S: Você dialoga com vários gêneros dentro da esfera da literatura, como os contos e poemas amorosos. Não cabe te encaixar em um formato específico. Você se avalia assim? Livre, sem rótulos?
MP: Passei o tempo inteiro desejando não caber numa classificação, rejeitar uma identidade. Até que convidei o crítico Jonatan Silva para escrever a apresentação do meu livro O ditador honesto e, quando escreveu sobre mim, disse que “ainda que negue a busca por uma identidade, seus livros são unidos pela vontade de não serem o mesmo e se completam naquilo que os separa (…) sempre em busca do coração selvagem”. Passei a aceitar a sua conceituação, mas continuo me avaliando um escritor livre, sim. Como Bukowski ou Clarice.

S: Sua escrita, por diversas vezes, traz um tom de ironia, deboche, digamos que um humor que exige interpretação. Esse movimento se dá por qual motivo?
MP: É algo natural. Escrevo me imaginando como leitor, pensando no que gostaria de ler. Estas são características que admiro na vida e na literatura.

S: Você escreveu um conto durante o período de isolamento social chamado O último a sair, por favor, apague a luz e me deixe aqui. Está disponível de forma gratuita para o público. Lá você faz uma crítica à situação política que se encontra o nosso país e dedica o conto aos professores. Por que essa dedicação?
MP: Em primeiro lugar, por sempre os ter admirado, reconhecendo a luta que é ser professor num país como Brasil. Em segundo, por haver essa perseguição do atual governo contra os professores e tudo o que se relaciona à verdadeira educação. Resistir em qualquer posição soa mais fácil do que resistir sendo professor na atualidade.

S: Agora em setembro você lança o seu novo projeto – Soteropolitanos. Uma reunião de vários textos de pessoas diferentes, escritos nesse momento de isolamento social. Reunir e organizar esse material fez o escritor passar a ser um agente cultural? Quais foram os desafios?
MP: Ainda não falei nada sobre, mas fica aqui em primeira mão (risos). Sim, organizei, inclusive, visando agitar o cenário mesmo. Apresentar vozes. Acho que o escritor é um agente cultural o tempo todo, mas neste gesto acabei atuando também como um produtor. Gosto disso. Gostaria de ter a renda de Neymar para investir em traduções, gravações de discos e publicação de grandes autores anônimos. O único desafio ficou a cargo de cobrar os prazos. Dá muita dor de cabeça (risos).

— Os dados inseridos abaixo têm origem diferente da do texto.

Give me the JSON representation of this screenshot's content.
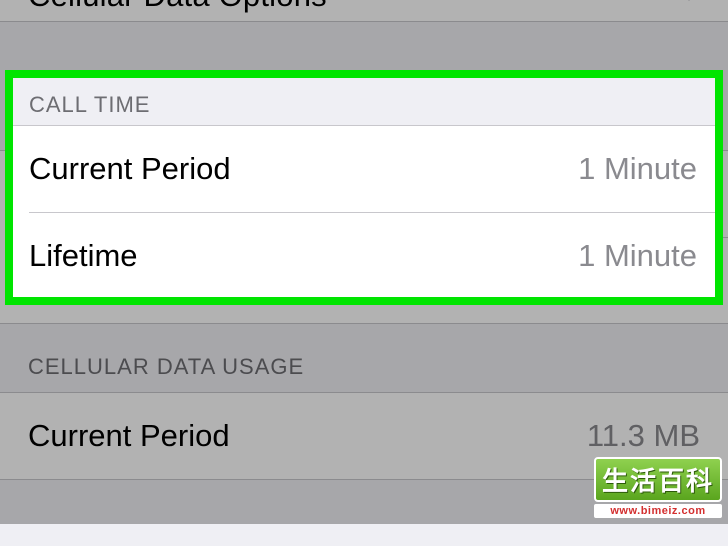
{
  "top_row": {
    "label": "Cellular Data Options"
  },
  "sections": {
    "call_time": {
      "header": "CALL TIME",
      "rows": [
        {
          "label": "Current Period",
          "value": "1 Minute"
        },
        {
          "label": "Lifetime",
          "value": "1 Minute"
        }
      ]
    },
    "data_usage": {
      "header": "CELLULAR DATA USAGE",
      "rows": [
        {
          "label": "Current Period",
          "value": "11.3 MB"
        }
      ]
    }
  },
  "watermark": {
    "text": "生活百科",
    "url": "www.bimeiz.com"
  }
}
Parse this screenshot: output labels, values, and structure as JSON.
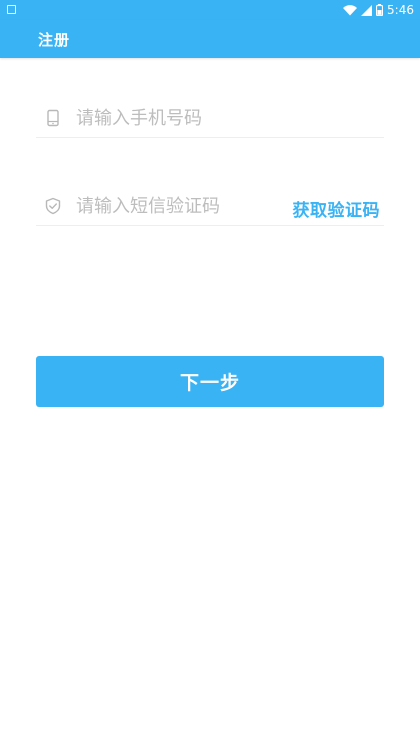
{
  "status_bar": {
    "time": "5:46",
    "icons": [
      "notification-icon",
      "wifi-icon",
      "signal-icon",
      "battery-icon"
    ]
  },
  "app_bar": {
    "title": "注册"
  },
  "form": {
    "phone": {
      "icon": "phone-icon",
      "placeholder": "请输入手机号码",
      "value": ""
    },
    "code": {
      "icon": "shield-check-icon",
      "placeholder": "请输入短信验证码",
      "value": "",
      "get_code_label": "获取验证码"
    },
    "next_label": "下一步"
  },
  "colors": {
    "primary": "#3ab3f4",
    "placeholder": "#bdbdbd",
    "divider": "#eeeeee",
    "icon": "#b8b8b8"
  }
}
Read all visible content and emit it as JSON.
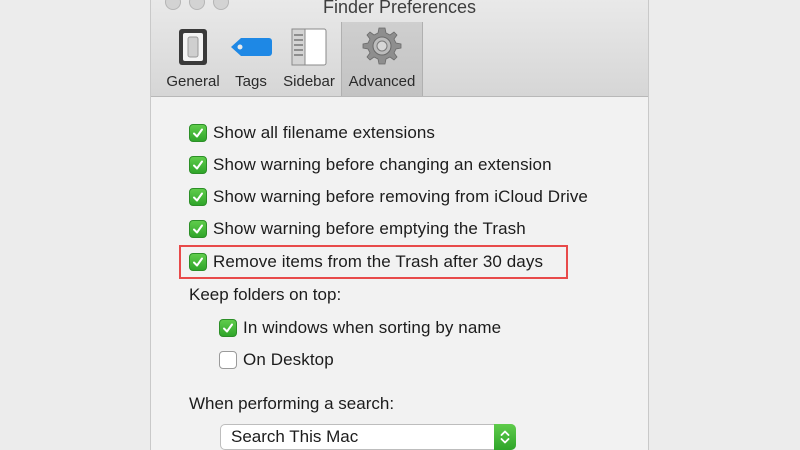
{
  "window": {
    "title": "Finder Preferences"
  },
  "toolbar": {
    "tabs": [
      {
        "label": "General",
        "icon": "general-switch-icon"
      },
      {
        "label": "Tags",
        "icon": "tag-icon"
      },
      {
        "label": "Sidebar",
        "icon": "sidebar-icon"
      },
      {
        "label": "Advanced",
        "icon": "gear-icon",
        "selected": true
      }
    ]
  },
  "options": [
    {
      "label": "Show all filename extensions",
      "checked": true
    },
    {
      "label": "Show warning before changing an extension",
      "checked": true
    },
    {
      "label": "Show warning before removing from iCloud Drive",
      "checked": true
    },
    {
      "label": "Show warning before emptying the Trash",
      "checked": true
    },
    {
      "label": "Remove items from the Trash after 30 days",
      "checked": true,
      "highlighted": true
    }
  ],
  "keep_folders": {
    "heading": "Keep folders on top:",
    "items": [
      {
        "label": "In windows when sorting by name",
        "checked": true
      },
      {
        "label": "On Desktop",
        "checked": false
      }
    ]
  },
  "search": {
    "heading": "When performing a search:",
    "selected": "Search This Mac"
  },
  "colors": {
    "checkbox_on": "#2fa52a",
    "highlight": "#e84a4a"
  }
}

S: Fale um pouco mais sobre esse novo trabalho e como as pessoas podem adquirir.
MP: Soteropolitanos é uma antologia de autores baianos que se propõe a apresentar algumas das diferentes vozes que dominam a narrativa e insistem em produzir literatura mesmo no atual cenário. São autores estreantes e outros já mais renomados, que vivem ou viveram em Salvador. O objetivo é trazer uma espécie de catálogo do que anda acontecendo por nossa amada cidade. O livro poderá ser adquirido diretamente comigo, com os autores e em espaços como a livraria LDM e o Bardos Bardos. Ainda estamos fechando as demais parcerias.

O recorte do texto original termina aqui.